Playing all of their fixtures against the European sides on foreign shores is going to prejudice the hopes of the four South African teams in the Rainbow Cup, but Sharks coach Sean Everitt believes his team should still be competitive given their history of travelling well during Super Rugby.
The Rainbow Cup starts on 24 April, with the South African franchises playing local derbies on the first three weekends. They then cross over to the Northern Hemisphere to play the existing Pro14 sides.
While the fixtures for Rounds 4-6 have not yet been confirmed due to uncertainty over travel plans, those matches will all definitely be in Europe.
“We only have three domestic games and two of ours are not at Kings Park, but those are the cards we have been dealt and we just have to get on with it,” Everitt said at the weekend.
“But the Sharks have always travelled well and I expect the same. We will be there for two weeks before our first game so we can get used to conditions and I don’t think conditions will be as severe at the end of May as some people are expecting.
“We are looking forward to the challenge of playing against new teams and creating new memories and great experiences.
“But I think Super Rugby will be missed because it suited our style of play; we want to attack, it’s in our DNA, and it was a great competition.
“Our squad will stay the same as now; we’re only allowed to sign 45 players and I think we have to take 42 of them over there.”

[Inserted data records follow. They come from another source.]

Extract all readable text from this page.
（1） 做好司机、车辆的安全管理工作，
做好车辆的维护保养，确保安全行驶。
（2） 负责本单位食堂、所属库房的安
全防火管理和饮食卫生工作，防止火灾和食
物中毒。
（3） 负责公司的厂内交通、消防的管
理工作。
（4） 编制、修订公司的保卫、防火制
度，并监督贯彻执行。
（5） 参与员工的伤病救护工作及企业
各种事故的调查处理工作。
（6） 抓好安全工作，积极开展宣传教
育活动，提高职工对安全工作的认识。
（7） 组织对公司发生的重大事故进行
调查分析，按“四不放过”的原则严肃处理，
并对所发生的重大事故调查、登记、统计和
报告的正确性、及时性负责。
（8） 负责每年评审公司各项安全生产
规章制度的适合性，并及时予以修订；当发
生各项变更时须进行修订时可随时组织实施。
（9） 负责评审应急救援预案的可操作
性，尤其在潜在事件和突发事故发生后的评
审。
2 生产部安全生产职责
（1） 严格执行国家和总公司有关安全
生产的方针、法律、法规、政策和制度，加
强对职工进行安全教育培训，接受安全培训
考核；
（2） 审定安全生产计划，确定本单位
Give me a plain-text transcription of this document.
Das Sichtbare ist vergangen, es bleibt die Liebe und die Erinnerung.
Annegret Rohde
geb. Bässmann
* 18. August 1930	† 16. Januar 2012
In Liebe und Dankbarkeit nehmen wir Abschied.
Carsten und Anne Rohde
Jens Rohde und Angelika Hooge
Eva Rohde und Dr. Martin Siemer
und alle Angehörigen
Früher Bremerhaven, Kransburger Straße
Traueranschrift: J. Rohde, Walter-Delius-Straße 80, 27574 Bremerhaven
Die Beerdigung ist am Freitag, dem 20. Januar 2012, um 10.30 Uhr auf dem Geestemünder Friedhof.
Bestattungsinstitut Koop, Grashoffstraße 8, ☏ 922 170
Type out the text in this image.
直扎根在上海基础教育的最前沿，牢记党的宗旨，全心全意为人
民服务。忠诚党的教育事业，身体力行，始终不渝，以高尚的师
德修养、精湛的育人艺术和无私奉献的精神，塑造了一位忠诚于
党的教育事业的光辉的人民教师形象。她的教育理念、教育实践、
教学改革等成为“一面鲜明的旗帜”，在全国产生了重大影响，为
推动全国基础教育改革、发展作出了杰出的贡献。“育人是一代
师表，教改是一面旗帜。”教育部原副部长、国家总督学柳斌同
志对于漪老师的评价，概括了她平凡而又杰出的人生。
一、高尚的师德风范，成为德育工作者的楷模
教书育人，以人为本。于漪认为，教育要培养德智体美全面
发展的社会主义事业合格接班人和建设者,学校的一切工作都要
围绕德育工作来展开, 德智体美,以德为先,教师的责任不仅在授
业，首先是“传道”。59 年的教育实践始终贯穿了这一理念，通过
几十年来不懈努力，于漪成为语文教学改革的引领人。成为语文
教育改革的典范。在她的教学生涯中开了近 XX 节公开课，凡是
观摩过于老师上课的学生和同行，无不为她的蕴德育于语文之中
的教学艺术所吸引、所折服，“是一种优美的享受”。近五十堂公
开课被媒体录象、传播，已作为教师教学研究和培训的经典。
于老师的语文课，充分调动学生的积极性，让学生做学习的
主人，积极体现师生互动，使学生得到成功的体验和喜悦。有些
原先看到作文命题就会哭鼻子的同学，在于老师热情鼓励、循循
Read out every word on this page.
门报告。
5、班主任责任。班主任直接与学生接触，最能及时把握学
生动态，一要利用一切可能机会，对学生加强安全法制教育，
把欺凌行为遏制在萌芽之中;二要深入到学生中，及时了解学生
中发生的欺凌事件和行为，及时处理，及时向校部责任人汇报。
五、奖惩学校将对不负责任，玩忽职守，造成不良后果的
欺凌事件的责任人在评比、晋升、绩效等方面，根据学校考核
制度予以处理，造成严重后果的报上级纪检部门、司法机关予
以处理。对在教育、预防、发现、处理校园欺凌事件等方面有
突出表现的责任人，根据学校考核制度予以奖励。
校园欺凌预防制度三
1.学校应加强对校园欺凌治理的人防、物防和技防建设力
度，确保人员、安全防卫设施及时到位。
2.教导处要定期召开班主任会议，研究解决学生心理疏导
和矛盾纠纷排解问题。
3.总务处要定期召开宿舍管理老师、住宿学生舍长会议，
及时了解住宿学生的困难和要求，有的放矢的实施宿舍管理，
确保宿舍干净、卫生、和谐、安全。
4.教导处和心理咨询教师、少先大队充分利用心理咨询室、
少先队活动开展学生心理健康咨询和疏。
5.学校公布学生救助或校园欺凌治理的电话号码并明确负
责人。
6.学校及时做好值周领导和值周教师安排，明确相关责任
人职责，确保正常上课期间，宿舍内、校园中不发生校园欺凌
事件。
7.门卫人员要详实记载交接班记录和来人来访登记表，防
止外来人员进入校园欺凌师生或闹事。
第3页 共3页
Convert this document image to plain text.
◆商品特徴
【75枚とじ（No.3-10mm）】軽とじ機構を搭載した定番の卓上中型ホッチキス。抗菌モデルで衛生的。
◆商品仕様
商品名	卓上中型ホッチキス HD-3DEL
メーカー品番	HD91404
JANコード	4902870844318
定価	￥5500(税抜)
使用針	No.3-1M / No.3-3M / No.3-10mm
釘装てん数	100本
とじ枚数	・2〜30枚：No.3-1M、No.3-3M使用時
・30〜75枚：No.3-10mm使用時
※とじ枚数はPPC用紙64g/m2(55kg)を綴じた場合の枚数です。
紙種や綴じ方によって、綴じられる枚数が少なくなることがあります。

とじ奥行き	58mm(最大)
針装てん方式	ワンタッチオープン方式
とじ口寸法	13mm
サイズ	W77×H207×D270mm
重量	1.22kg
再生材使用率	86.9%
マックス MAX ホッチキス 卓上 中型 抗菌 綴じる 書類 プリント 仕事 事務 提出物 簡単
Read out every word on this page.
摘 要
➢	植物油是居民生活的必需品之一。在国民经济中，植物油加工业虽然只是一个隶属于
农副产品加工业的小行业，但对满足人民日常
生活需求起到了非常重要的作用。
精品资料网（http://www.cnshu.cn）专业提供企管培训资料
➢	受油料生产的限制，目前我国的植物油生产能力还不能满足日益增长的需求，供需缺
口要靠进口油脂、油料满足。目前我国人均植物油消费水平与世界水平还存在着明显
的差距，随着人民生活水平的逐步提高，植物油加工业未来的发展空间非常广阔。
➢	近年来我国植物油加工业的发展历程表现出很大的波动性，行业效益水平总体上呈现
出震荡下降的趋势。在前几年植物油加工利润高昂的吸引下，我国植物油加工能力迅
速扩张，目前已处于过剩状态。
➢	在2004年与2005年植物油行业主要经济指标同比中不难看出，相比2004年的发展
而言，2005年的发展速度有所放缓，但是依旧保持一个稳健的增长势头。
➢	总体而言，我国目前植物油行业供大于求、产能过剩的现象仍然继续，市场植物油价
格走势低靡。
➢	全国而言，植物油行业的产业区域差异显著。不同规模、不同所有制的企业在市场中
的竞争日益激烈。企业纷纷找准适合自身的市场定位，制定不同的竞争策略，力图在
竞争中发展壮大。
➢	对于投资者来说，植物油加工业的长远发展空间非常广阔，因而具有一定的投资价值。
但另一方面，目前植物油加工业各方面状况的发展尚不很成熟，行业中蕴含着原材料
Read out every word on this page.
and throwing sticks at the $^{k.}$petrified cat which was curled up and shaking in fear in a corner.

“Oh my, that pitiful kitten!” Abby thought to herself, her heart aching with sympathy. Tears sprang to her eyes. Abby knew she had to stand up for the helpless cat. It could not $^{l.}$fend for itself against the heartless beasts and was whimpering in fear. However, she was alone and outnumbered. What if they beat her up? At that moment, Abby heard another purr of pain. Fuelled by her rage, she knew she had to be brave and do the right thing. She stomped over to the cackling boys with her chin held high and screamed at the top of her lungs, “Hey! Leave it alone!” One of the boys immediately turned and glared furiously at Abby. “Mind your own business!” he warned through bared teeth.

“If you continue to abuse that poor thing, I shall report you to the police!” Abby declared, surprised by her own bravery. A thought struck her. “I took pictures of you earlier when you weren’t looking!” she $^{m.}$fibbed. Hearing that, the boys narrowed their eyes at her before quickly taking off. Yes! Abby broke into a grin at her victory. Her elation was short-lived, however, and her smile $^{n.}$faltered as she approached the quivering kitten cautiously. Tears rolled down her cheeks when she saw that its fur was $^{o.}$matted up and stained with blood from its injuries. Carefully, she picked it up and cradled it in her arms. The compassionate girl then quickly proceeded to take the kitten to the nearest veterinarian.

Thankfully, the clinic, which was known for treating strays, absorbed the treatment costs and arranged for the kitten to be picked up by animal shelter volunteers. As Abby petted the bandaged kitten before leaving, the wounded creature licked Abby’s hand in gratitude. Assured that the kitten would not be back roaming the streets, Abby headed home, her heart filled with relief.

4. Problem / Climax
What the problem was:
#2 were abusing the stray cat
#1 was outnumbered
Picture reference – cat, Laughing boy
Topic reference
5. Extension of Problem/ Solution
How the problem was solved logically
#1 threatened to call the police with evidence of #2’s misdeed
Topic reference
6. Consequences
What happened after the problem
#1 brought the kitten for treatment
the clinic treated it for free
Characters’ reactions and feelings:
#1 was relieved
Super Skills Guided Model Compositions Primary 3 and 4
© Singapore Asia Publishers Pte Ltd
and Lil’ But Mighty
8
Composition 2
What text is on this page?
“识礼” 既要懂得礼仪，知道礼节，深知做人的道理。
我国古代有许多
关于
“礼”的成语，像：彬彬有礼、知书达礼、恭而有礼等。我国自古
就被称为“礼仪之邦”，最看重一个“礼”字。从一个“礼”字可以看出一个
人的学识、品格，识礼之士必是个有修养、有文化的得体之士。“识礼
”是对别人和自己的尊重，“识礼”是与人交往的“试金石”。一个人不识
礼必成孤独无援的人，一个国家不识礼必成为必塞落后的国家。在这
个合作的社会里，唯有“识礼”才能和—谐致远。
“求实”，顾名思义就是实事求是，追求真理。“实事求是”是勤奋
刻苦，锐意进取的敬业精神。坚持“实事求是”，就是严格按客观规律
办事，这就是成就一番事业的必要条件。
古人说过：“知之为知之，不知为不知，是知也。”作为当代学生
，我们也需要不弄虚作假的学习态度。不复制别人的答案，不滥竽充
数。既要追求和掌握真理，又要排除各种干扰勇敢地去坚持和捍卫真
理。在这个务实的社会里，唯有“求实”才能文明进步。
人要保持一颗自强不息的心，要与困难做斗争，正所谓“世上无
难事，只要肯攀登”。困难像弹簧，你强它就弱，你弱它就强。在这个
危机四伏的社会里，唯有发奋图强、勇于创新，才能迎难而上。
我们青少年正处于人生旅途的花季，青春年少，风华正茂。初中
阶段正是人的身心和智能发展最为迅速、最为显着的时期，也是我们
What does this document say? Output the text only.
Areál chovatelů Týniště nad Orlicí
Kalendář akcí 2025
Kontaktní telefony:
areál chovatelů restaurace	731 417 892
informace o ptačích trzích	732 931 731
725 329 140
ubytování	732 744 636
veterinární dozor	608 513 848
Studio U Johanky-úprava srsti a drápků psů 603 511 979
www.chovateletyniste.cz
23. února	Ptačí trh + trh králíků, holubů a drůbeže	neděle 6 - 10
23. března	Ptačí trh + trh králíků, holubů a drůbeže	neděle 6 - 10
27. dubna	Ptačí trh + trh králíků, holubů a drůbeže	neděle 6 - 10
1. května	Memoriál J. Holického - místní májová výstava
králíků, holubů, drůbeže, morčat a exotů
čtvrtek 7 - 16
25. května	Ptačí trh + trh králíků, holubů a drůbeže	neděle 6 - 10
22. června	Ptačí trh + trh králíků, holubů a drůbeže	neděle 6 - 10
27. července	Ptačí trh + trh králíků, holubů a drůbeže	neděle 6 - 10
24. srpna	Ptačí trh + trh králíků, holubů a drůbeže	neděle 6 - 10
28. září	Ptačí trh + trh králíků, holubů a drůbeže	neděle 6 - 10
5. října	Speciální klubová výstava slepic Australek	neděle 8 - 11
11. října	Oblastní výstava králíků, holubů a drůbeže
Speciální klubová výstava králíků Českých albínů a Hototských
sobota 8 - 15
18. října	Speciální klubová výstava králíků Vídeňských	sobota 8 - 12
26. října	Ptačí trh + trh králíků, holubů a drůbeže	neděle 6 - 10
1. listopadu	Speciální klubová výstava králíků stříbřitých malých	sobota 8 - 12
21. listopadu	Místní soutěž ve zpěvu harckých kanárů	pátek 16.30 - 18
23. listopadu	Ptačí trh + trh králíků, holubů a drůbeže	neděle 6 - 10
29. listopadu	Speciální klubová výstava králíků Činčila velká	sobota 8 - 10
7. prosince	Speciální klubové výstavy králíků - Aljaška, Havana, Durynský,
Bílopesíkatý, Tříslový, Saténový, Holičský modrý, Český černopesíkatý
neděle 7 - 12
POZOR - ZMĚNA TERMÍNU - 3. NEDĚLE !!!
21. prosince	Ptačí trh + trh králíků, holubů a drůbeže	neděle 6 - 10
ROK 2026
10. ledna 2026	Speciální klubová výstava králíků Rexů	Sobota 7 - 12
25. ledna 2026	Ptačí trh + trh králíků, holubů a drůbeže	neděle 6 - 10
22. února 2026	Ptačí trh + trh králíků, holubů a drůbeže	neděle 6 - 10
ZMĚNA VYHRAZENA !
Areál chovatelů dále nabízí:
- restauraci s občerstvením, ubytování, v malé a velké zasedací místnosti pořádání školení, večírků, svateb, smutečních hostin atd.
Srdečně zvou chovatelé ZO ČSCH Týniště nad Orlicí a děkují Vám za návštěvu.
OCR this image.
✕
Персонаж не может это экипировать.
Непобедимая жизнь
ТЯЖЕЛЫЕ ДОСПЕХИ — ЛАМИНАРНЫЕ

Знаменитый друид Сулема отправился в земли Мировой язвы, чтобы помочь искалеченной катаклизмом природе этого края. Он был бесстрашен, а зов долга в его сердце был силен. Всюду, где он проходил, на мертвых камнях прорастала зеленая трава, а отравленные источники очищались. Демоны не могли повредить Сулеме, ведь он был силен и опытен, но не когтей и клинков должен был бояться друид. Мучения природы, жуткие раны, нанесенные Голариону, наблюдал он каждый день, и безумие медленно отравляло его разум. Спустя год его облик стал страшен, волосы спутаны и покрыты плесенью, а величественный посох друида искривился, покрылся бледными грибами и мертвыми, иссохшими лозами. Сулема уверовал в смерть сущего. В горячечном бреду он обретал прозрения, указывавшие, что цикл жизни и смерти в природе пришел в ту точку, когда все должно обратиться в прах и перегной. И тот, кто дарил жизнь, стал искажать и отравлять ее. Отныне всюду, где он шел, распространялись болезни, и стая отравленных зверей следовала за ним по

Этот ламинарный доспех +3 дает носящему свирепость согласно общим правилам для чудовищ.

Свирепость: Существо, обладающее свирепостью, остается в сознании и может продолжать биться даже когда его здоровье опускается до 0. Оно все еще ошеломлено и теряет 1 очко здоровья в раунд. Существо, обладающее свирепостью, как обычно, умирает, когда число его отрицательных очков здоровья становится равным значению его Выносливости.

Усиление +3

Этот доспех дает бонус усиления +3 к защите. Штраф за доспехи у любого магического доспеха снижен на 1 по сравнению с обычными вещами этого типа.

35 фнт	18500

While the beloved free-flowing play of Super Rugby will be missed, Bulls coach Jake White said some of the less appealing features of the southern hemisphere competition once it expanded – such as the lopsided nature of the draw – will be repeated in the Rainbow Cup.
“We know our first three games are in South Africa so that’s our focus. But it’s not ideal to be playing all the European teams away, especially if conditions get helluva tough,” White said.
“But it’s going to be the same for all the South African sides. The Rainbow Cup is a very unique competition in that you have six games to get into the final and four of ours are away from home.
“But we’re lucky because some teams (the Sharks) have five away games. It’s a great opportunity to prepare for when we actually do play Pro16, but it’s a bit like Super Rugby if you didn’t have the favourable draw. Like if you had to play the Crusaders, Chiefs and Hurricanes away, you had a much more difficult draw than the teams that played them in South Africa.”